Existe uma coisa na vida que me fascina. É o sol. Uma estrela que se encontra
a milhões de quilómetros do nosso planeta, mas que, mesmo assim, o
influencia. O sol não nos deixa sozinhos, nós é que o deixamos com os outros,
que um dia já cá não estarão. Ninguém cá estará.
Mas vamos deixar este assunto para mais tarde e para outro contexto.
A vida é inesperada e não se resume a algo simples e concreto, expande-se
para uma dimensão muito mais abstrata que nem nós próprios
compreendemos. Ou quando a compreendemos já cá não estamos.
Nasci no dia 20 de março de 2003. Até aos meus seis anos, cresci no seio de
uma família feliz, abastada e com grandes princípios morais. Com o apoio da
minha mãe consegui superar a fase da minha vida que se seguiu. Quando
entrei para a primária, já o meu pai se tinha separado de nós e fugido com a
outra mulher com quem já estava há algum tempo.
Mas este tormento foi superado quando conheci a minha melhor amiga,
Clarisse. Uma doce menina de cabelo ruivo aveludado e olhos de cor
semelhante à amêndoa. O seu rosto era revestido por sardas e era
simplesmente linda na sua simplicidade. Era delicada e inocente.
Sorriu para mim e eu retribuí. A partir deste momento, uma nova amizade
surgiu embalada numa melodia de alegria. Cada vez ficamos mais próximos.
Todos os dias que passava com ela eram maravilhosos. No fim de semana da
primeira semana de aulas, mais precisamente, nesse domingo, fui para casa
de Clarisse.
A casa era humilde e próxima do mar. Estava situada no topo de uma falésia.
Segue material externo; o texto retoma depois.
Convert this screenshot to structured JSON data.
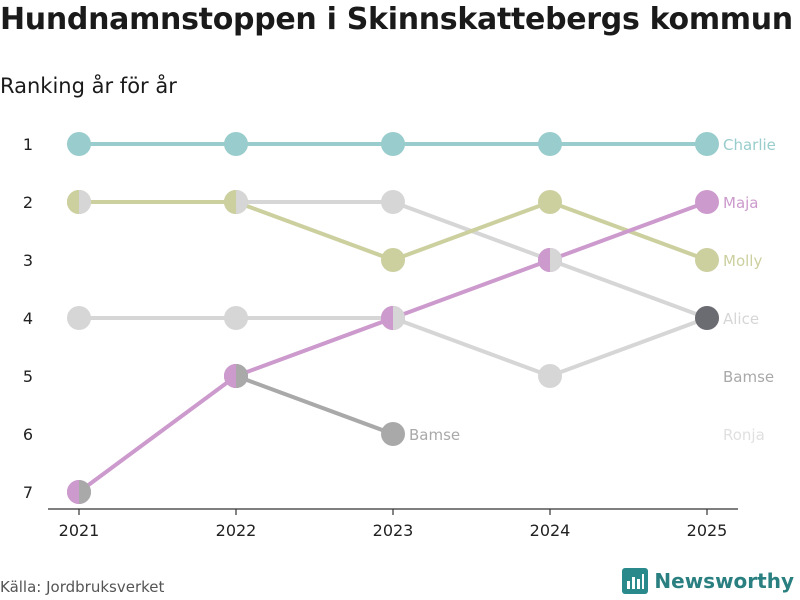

Essa tarde passou num bater de asas. Como éramos crianças, qualquer coisa
nos divertia e agradava. Mas ser criança também tem a vertente das asneiras,
não as podemos evitar. Corremos até à ponta da falésia. Nesse preciso
momento, o céu pintou-se de cores: laranja, vermelho, amarelo. Foi o pôr do
sol mais belo que alguma vez vi e, ao lado de Clarisse, ainda mais belo ficou.
Este pôr do sol espelhado no mar paralisou-nos.
Após este momento, combinamos encontrar-nos todos os domingos para ver o
pôr do sol. Éramos pequenos, mas tínhamos grandes planos. A minha mãe,
todos os domingos, me levava a casa de Clarisse, depois do almoço em casa
da avó Berta e do avô Augusto. Mantivemos este costume mesmo quando
fomos para o ensino básico. Estávamos na mesma turma e isso facilitava tudo.
Estávamos sempre juntos. Era uma amizade imensamente sólida e
inseparável. Até aos nossos doze anos, praticamente não nos separamos.
Passava sempre o fim dos domingos com Clarisse, em sua casa, para vermos
o pôr do sol. Mas, num certo domingo, Clarisse, após vermos o pôr do sol,
disse-me para eu ficar mais um pouco na falésia. Pegou na minha mão com os
seus finos dedos delicados e disse-me algo que me deixou incrédulo e atónito.
Olhando para mim disse-me com a voz um pouco tremida que ia para a
Austrália. Nesse momento, o meu mundo desabou. A nossa amizade era um
pilar muito forte para mim, que sempre me tinha ajudado a superar as fases
mais difíceis da minha vida como a separação dos meus pais. O seu carinho e
doçura eram contagiantes. Uma lágrima descia-me no rosto. Só mais tarde é
que ela me explicou o porquê desta situação. Os pais de Clarisse tinham boas
profissões, mas o seu rendimento não era suficiente para todos os seus gastos.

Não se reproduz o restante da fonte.